Griselda Blanco was once a top player in the famous drug wars that tore through Miami, US back in the 1980s.
Not only this, but Blanco went on to invent the shocking method of murder that eventually brought an end to her reign and led her to her own demise.
Talk about irony.
Blanco, who took on the title 'Godmother of Cocaine' or 'La Madrina', lived a life full to the brim with crime, violence and ruthless escapades.
She was responsible for a string of gory murders and violent revenge attacks while acting as a central figure in Miami's infamous drug wars.
Between the late 1970s all the way through to the 1980s, Blanco banked billions of dollars working the drug trade before being convicted of three murders - one of which included that of a two-year-old boy.
She was later suspected of being responsible for at least 40 other murders, possibly as many as 200.
So, it almost made sense that 'The Cocaine Godmother' went on to die exactly how she lived - quite literally.
Blanco has long-been credited for a particular method of killing which, ironically, went on to be the cause of her own death back in September of 2012.

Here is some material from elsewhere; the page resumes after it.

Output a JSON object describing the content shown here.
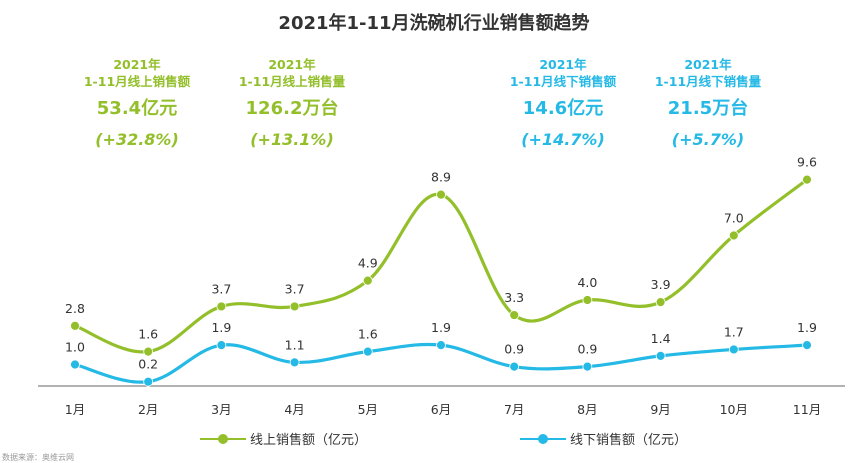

The drug-lord reportedly coined the idea of drive-by motorcycle murders, which oddly ended up becoming the exact method that took her life.
After serving almost two decades in US prisons and being deported back to Colombia in 2004, she was standing on the street outside a butcher shop in her hometown of Medellin when two hitmen racing past on motorbikes gunned her down.
They shot her twice in the head and she died instantly, aged 69.
Speaking of the irony that La Madrina pioneered the very murder method that went on to kill her, Professor Bruce Bagley, head of the University of Miami's department of international studies, put it down the whole thing down to karma.
"It's some kind of poetic justice that she met an end that she delivered to so many others," he told The Guardian at the time.
"Here is a woman who made a lot of enemies on her rise and was responsible for the deaths of untold numbers of people.
"She might have retired to Colombia and wasn't anything like the kind of player she was in her early days, but she had lingering enemies almost everywhere you look," the professor explained.
"What goes around comes around."
Bagley also went on to comment on the fact that Blanco should be remembered for her avalanche of heinous crimes rather than her gender in the previously majority-male industry.
He added: "The danger is she will be remembered not for her cold-heartedness and brutality but for being a woman entrepreneur in an emerging field dominated by men."